The story seems better written however and starts out interesting enough. As mentioned there are murders and Gabriel needs to investigate them. The history of his family seems involved somehow (maybe this is what the title is about?). Presumably this all leads to him getting involved in more sinister stuff (yet again I see similarities with Broken Sword, released three years after this), maybe a bit like the Da Vinci Code? I enjoy stories with a bit of the supernatural and conspiracy thrown in as much as the next person, but unfortunately I never made it far enough to explore much of anything.

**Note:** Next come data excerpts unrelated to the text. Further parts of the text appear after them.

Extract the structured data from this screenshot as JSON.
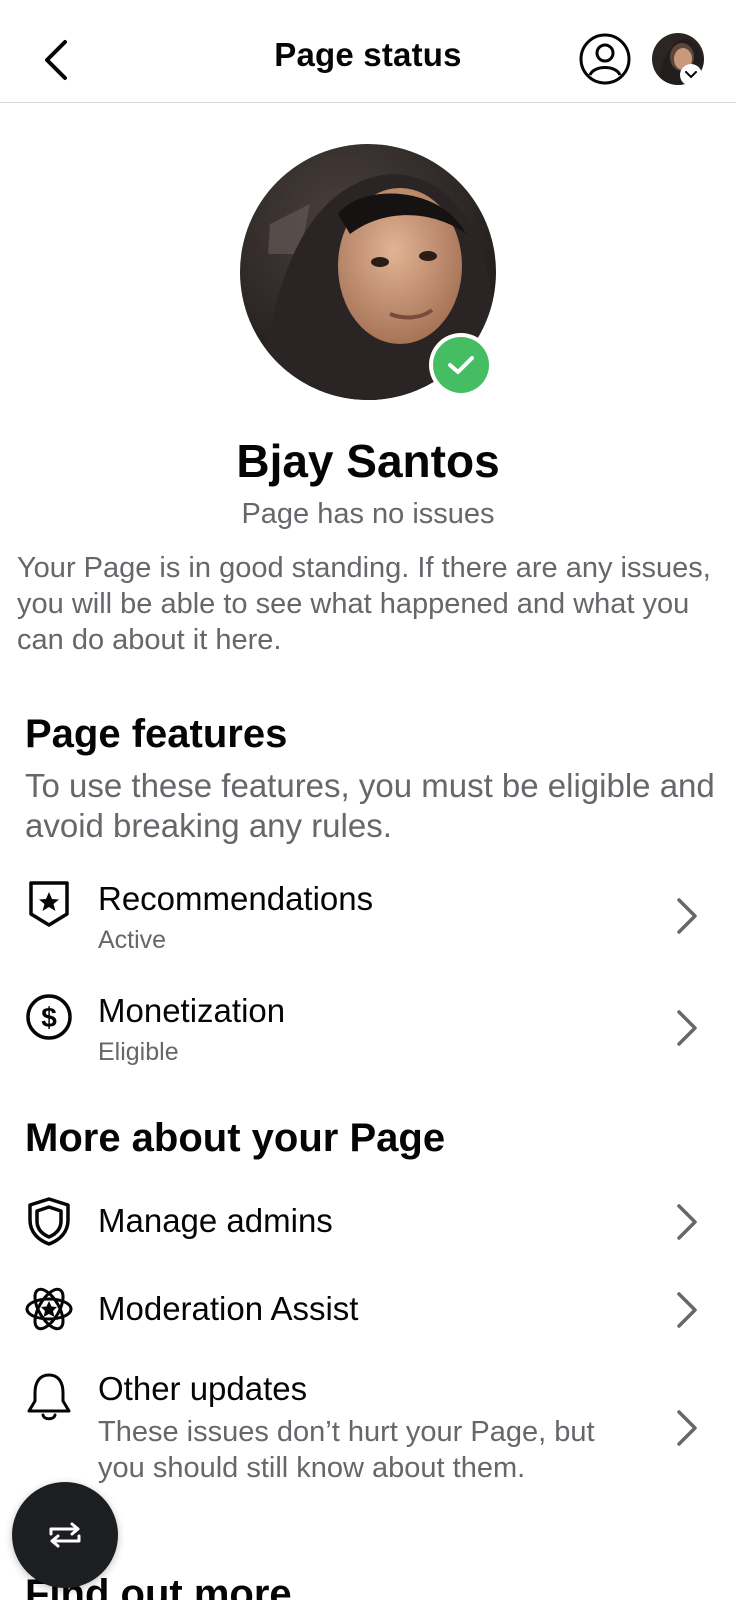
{
  "header": {
    "title": "Page status",
    "back_icon": "chevron-left-icon",
    "profile_icon": "person-circle-icon"
  },
  "profile": {
    "name": "Bjay Santos",
    "status": "Page has no issues",
    "description": "Your Page is in good standing. If there are any issues, you will be able to see what happened and what you can do about it here.",
    "badge_color": "#45bd62"
  },
  "features": {
    "title": "Page features",
    "subtitle": "To use these features, you must be eligible and avoid breaking any rules.",
    "items": [
      {
        "label": "Recommendations",
        "status": "Active",
        "icon": "star-shield-icon"
      },
      {
        "label": "Monetization",
        "status": "Eligible",
        "icon": "dollar-circle-icon"
      }
    ]
  },
  "more": {
    "title": "More about your Page",
    "items": [
      {
        "label": "Manage admins",
        "icon": "shield-icon"
      },
      {
        "label": "Moderation Assist",
        "icon": "atom-star-icon"
      },
      {
        "label": "Other updates",
        "description": "These issues don’t hurt your Page, but you should still know about them.",
        "icon": "bell-icon"
      }
    ]
  },
  "find_out": {
    "title": "Find out more"
  },
  "fab": {
    "icon": "switch-arrows-icon"
  }
}
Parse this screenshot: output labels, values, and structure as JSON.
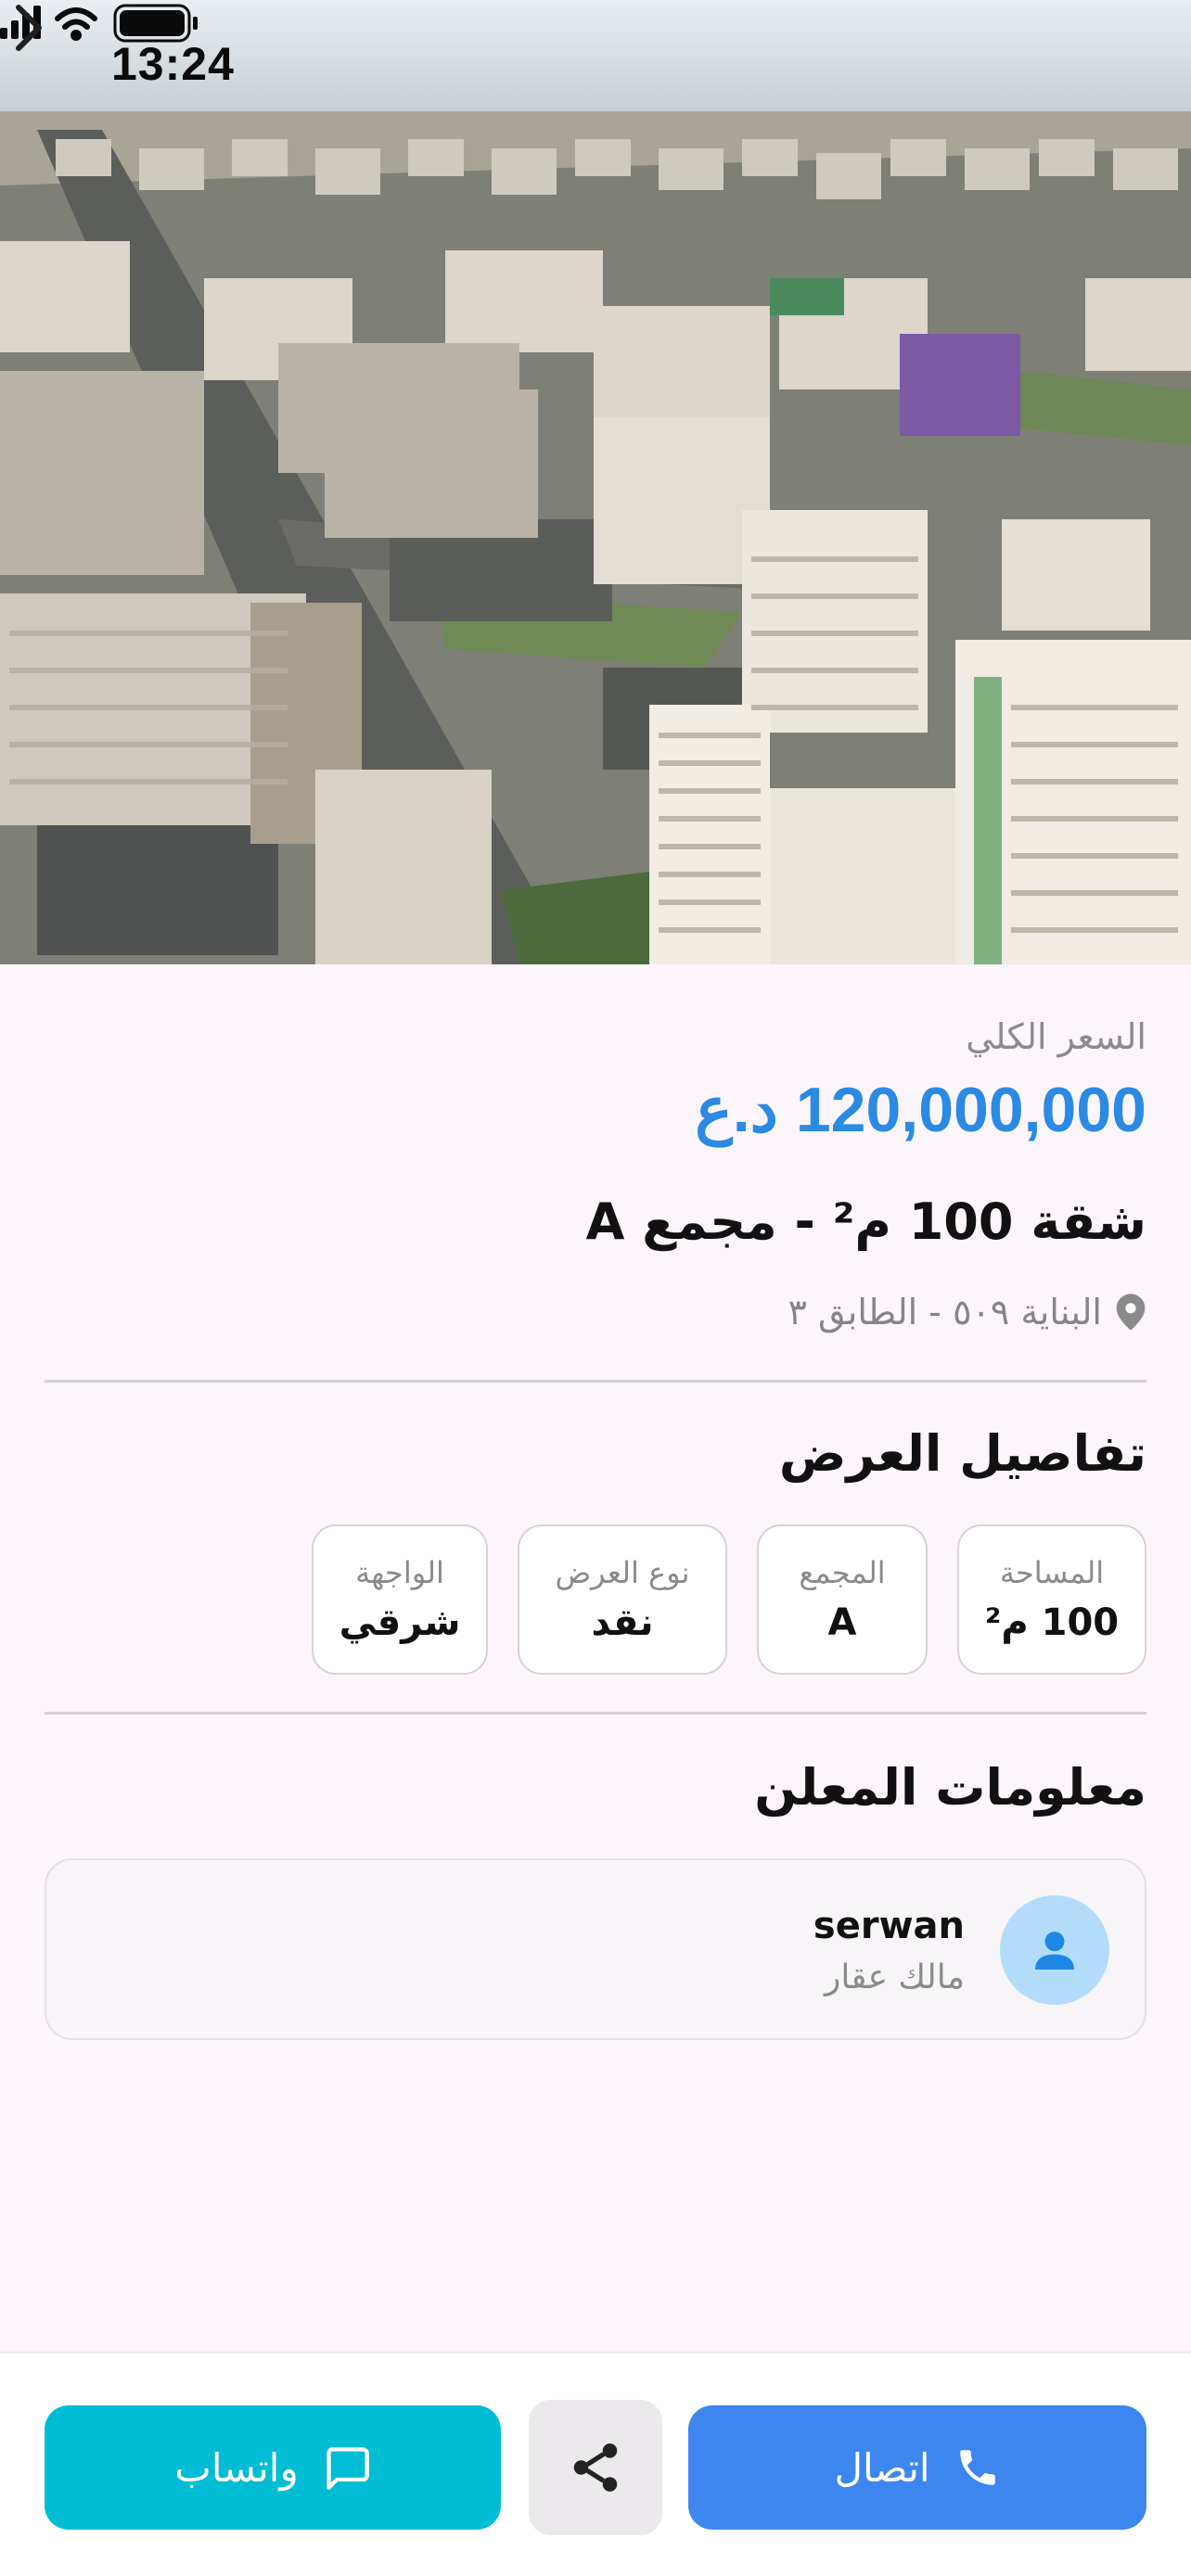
{
  "status_bar": {
    "time": "13:24",
    "icons": [
      "signal-icon",
      "wifi-icon",
      "battery-icon"
    ]
  },
  "gallery": {
    "next_icon": "chevron-right-icon"
  },
  "listing": {
    "price_label": "السعر الكلي",
    "price": "120,000,000 د.ع",
    "title": "شقة 100 م² - مجمع A",
    "location": "البناية ٥٠٩ - الطابق ٣",
    "location_icon": "location-pin-icon"
  },
  "offer_details": {
    "section_title": "تفاصيل العرض",
    "items": [
      {
        "label": "المساحة",
        "value": "100 م²"
      },
      {
        "label": "المجمع",
        "value": "A"
      },
      {
        "label": "نوع العرض",
        "value": "نقد"
      },
      {
        "label": "الواجهة",
        "value": "شرقي"
      }
    ]
  },
  "advertiser": {
    "section_title": "معلومات المعلن",
    "name": "serwan",
    "role": "مالك عقار",
    "avatar_icon": "person-icon"
  },
  "actions": {
    "call_label": "اتصال",
    "whatsapp_label": "واتساب",
    "call_icon": "phone-icon",
    "share_icon": "share-icon",
    "whatsapp_icon": "chat-icon"
  },
  "colors": {
    "background": "#fdf5fc",
    "price": "#2b8ae3",
    "call_button": "#3d86ef",
    "whatsapp_button": "#00bcd4",
    "share_button": "#ebe9eb",
    "avatar_bg": "#b3dcfa"
  }
}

The puzzle that broke this camels back was when I was required to use a mime to lure a cop away from his bike for me to be able to listen in on his cop-radio (and this is still right at the beginning of the game). Even if I could've figured out I needed the cop radio (which doesn't seem too farfetched considering the objective was to locate the police chief), I don't think I could've in a million years figured out to use the mime to lure away the cop. There is simply not the slightest hint for it. You have to make the mime, which is in a completely different part of the area, follow you around until you get to the cop at which point they will interact in a way that allows you to use the radio. But apparently (according to the walkthrough I was reading), just getting the mime to follow you around is pretty tricky. And then to surmise that the mime would be what makes the cop leave...
|Of course it's the mime|
I realized right then and there that I wouldn't be able to get through the game without using a walkthrough 95% of the time (or spend 30 minutes on each puzzle), and at that point I'm not really playing the game anyway. If all I was going to get was the story without doing any actual puzzle solving myself I might as well just watch a playthrough on YouTube. After two hours of really trying to be clever enough for this game I had to face the facts that I didn't have the time (nor patience) it required of me.
Gabriel Knight: Sins of the Fathers is probably not a bad game. And it might have a really cool story. Unfortunately it's buried in gameplay mechanics too old for me to handle and honestly I doubt few people except the buffest of puzzle-nerds will have the patience to struggle through this. While I am not a fan of handholding and leading by the nose in modern games, let this be an example of what it's like when a game veers too much in the other direction. In the end, neither of those options are much fun to play.